Submitted to: Meeting Abstract
Publication Type: Abstract Only
Publication Acceptance Date: 5/29/1998
Publication Date: N/A
Citation: N/A Interpretive Summary:
Technical Abstract: Recent developments in the characterization of microbial genomes by molecular genetic methods have radically changed our perception of the diversity of microorganisms and their evolutionary relationships. These new developments bring many opportunities for culture collections. Foremost is the possibility to accurately identify the cultures maintained, many of which were named on the basis of phenotypic characters. Classification of species using a system based on molecular phylogeny brings with it the capability for predicting which species have a particular biochemical property, thus enhancing the possibilities for biotechnological discoveries.

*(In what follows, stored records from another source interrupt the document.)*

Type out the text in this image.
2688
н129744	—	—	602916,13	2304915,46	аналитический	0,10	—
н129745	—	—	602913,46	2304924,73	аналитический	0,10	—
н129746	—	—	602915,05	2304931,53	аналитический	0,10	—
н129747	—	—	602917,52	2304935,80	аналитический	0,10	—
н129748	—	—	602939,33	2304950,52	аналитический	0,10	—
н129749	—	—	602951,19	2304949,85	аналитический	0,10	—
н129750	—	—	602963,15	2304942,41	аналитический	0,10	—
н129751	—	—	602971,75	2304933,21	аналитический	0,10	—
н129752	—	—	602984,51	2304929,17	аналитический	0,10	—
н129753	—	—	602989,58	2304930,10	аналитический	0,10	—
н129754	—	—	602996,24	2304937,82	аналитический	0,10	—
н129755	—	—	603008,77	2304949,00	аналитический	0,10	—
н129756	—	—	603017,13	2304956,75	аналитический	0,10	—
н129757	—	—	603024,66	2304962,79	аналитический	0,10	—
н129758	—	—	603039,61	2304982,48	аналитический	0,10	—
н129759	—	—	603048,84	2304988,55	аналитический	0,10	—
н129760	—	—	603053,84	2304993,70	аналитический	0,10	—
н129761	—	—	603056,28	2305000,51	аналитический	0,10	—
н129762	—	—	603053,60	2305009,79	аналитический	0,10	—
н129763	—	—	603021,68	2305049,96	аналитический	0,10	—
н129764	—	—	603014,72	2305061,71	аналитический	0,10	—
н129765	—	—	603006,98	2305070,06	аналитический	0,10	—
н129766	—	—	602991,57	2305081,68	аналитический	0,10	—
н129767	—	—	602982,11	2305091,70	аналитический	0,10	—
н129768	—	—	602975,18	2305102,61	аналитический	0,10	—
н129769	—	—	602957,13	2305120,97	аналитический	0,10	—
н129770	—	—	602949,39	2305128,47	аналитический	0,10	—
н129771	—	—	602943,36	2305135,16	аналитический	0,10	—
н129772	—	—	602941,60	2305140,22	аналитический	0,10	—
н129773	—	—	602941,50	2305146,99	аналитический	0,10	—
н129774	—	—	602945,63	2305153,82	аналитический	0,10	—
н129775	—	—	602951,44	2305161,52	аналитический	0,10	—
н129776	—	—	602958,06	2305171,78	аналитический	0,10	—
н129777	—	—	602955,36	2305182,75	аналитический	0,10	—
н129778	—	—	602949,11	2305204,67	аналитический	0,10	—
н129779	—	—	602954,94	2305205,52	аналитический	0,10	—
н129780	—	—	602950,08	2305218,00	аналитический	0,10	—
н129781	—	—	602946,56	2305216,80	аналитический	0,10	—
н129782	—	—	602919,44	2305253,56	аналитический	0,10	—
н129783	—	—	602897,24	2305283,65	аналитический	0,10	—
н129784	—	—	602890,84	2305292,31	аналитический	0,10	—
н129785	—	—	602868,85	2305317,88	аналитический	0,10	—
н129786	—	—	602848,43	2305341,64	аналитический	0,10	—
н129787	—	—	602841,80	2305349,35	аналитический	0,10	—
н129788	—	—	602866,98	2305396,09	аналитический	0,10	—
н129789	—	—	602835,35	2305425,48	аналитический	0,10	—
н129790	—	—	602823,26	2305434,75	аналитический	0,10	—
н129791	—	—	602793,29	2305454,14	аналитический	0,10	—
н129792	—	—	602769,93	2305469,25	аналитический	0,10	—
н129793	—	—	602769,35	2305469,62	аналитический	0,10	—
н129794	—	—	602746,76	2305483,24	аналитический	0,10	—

The number of new microorganisms being recognized from molecular comparisons is increasing rapidly, but the opportunities to advantageously utilize these novel isolates in medicine, agriculture, and industry will be lost unless they are properly maintained. .Consequently, researchers must deposit their new strains in internationally recognized culture collections where this germplasm will be available to other scientists. To do otherwise is to squander the funding that supported the research. Culture deposits will become universal only if journal editors insist that this must be done as a condition for publication. This is no different than the requirement that novel nucleic acid sequences be deposited in GenBank or EMBL. The advantages to science and technology can be demonstrated by the example of the polymerase chain reaction (PCR). How rapidly would this remarkable technology have developed without the availability of Thermus aquaticus in a culture collection?